Female avant-garde in the WWII

Born into a well educated family in Beijing on Jun. 23, 1925, Anna was the most opinionated and stubborn of the siblings. In 1939, WWII broke out, the world was in chaos, and China was battling the Japanese Fascists. Anna's father, a diplomat, wanted to send his children to study abroad, but Anna refused. Instead, she led a nomadic student life, attending middle school in Hong Kong and Lingnan University in Guangdong Province.

She recalled that life was extremely hard during the Anti-Japanese War. "There was no electric light for studying, no hot water for bathing. People couldn't even get one meal with meat per week," she said. But even under such harsh conditions she never quit studying.

In 1944, Anna graduated from Lingnan University with a degree in Chinese. She began her career as a journalist, serving as a war correspondent for the Central News Agency from 1944 to 1948 and a feature writer for the Hsin Ming Daily News in Shanghai from 1944 to 1949.
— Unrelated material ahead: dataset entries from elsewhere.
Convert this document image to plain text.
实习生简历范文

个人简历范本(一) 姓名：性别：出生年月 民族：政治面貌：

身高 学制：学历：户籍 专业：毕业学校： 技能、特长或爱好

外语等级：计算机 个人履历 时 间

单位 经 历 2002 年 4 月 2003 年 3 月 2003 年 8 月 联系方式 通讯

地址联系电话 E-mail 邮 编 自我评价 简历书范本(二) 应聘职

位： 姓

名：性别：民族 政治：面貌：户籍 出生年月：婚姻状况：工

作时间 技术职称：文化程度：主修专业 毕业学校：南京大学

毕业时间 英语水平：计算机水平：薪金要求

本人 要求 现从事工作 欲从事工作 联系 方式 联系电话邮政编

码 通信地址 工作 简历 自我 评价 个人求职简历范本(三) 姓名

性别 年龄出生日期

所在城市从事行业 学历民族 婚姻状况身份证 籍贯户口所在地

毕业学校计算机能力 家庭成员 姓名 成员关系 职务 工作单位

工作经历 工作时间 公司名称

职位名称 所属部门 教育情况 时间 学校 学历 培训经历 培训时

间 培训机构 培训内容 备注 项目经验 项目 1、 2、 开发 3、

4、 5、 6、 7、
"At that time, I was so young and full of passion and enthusiasm. I wanted to be a journalist, to report the real China to the whole world," she told "It was a tough but amazing experience that I was able to interview common people and write about the war."
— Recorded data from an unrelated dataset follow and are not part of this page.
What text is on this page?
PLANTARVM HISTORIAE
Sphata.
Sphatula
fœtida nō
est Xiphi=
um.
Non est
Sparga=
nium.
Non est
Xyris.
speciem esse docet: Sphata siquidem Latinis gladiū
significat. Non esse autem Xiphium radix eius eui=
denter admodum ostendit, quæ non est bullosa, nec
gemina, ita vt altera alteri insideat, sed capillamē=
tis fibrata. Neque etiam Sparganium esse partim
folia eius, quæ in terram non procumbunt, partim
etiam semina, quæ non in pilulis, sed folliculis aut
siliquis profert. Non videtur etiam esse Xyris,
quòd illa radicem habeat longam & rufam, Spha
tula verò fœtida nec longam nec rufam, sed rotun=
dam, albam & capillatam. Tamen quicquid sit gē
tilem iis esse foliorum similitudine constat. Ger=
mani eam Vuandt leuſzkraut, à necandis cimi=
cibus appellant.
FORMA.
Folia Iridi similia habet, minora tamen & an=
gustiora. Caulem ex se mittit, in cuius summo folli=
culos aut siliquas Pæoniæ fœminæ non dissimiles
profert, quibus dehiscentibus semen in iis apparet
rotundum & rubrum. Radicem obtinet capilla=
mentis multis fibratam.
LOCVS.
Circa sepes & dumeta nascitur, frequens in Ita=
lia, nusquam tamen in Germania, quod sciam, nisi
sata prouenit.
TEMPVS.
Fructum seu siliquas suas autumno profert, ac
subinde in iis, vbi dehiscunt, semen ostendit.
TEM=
In 1946, Anna met her future husband General Claire Chennault, who was a major war hero in China. The Flying Tigers squadron that Chennault trained made him immensely popular among Chinese servicemen and civilians alike. In 1947, Anna married Chennault, who was 32 years her senior. Their love story has moved generations of Chinese people.

Anna Chan Chennault and her husband General Claire Chennault.
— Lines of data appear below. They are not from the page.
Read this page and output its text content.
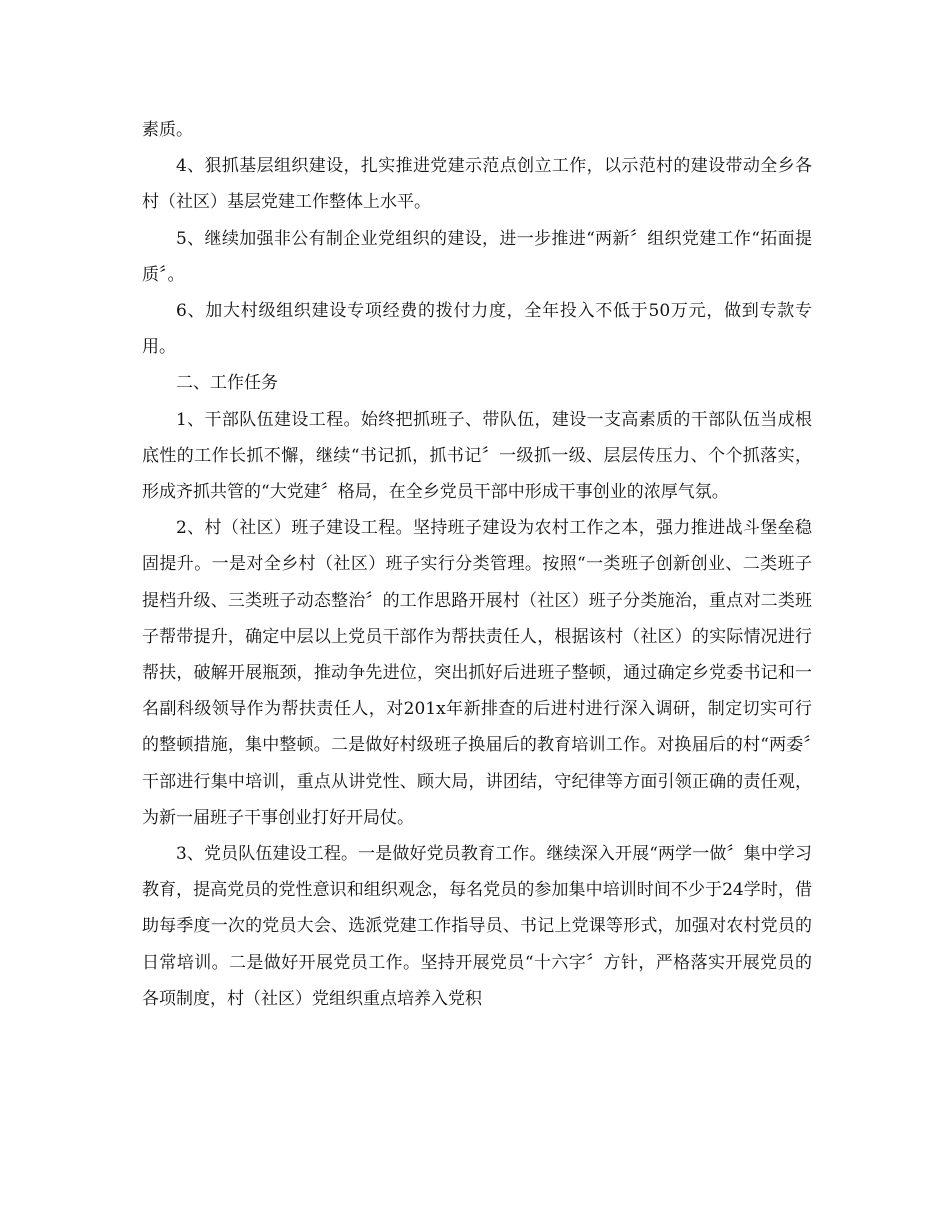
素质。

4、狠抓基层组织建设，扎实推进党建示范点创立工作，以示范村的建设带动全乡各村（社区）基层党建工作整体上水平。

5、继续加强非公有制企业党组织的建设，进一步推进“两新〞组织党建工作“拓面提质〞。

6、加大村级组织建设专项经费的拨付力度，全年投入不低于50万元，做到专款专用。

二、工作任务

1、干部队伍建设工程。始终把抓班子、带队伍，建设一支高素质的干部队伍当成根底性的工作长抓不懈，继续“书记抓，抓书记〞一级抓一级、层层传压力、个个抓落实，形成齐抓共管的“大党建〞格局，在全乡党员干部中形成干事创业的浓厚气氛。

2、村（社区）班子建设工程。坚持班子建设为农村工作之本，强力推进战斗堡垒稳固提升。一是对全乡村（社区）班子实行分类管理。按照“一类班子创新创业、二类班子提档升级、三类班子动态整治〞的工作思路开展村（社区）班子分类施治，重点对二类班子帮带提升，确定中层以上党员干部作为帮扶责任人，根据该村（社区）的实际情况进行帮扶，破解开展瓶颈，推动争先进位，突出抓好后进班子整顿，通过确定乡党委书记和一名副科级领导作为帮扶责任人，对201x年新排查的后进村进行深入调研，制定切实可行的整顿措施，集中整顿。二是做好村级班子换届后的教育培训工作。对换届后的村“两委〞干部进行集中培训，重点从讲党性、顾大局，讲团结，守纪律等方面引领正确的责任观，为新一届班子干事创业打好开局仗。

3、党员队伍建设工程。一是做好党员教育工作。继续深入开展“两学一做〞集中学习教育，提高党员的党性意识和组织观念，每名党员的参加集中培训时间不少于24学时，借助每季度一次的党员大会、选派党建工作指导员、书记上党课等形式，加强对农村党员的日常培训。二是做好开展党员工作。坚持开展党员“十六字〞方针，严格落实开展党员的各项制度，村（社区）党组织重点培养入党积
But Chennault died of lung cancer in 1958. Although they only spent 11 years together, Anna cherishes that period as the most precious time in her life. She said she would never remarry again as there was no room in her heart for anyone but her husband.

"A person always needs love. The 11 years of the marriage with General Chennault was the most precious time in my life. Though he left us a long time ago, I still miss him," she said.

Anna visits the Chennault's grave to mourn him every Veteran's Day with his friends and colleagues. She has planted a jequirity tree at the tomb, a symbol of lovesickness in China.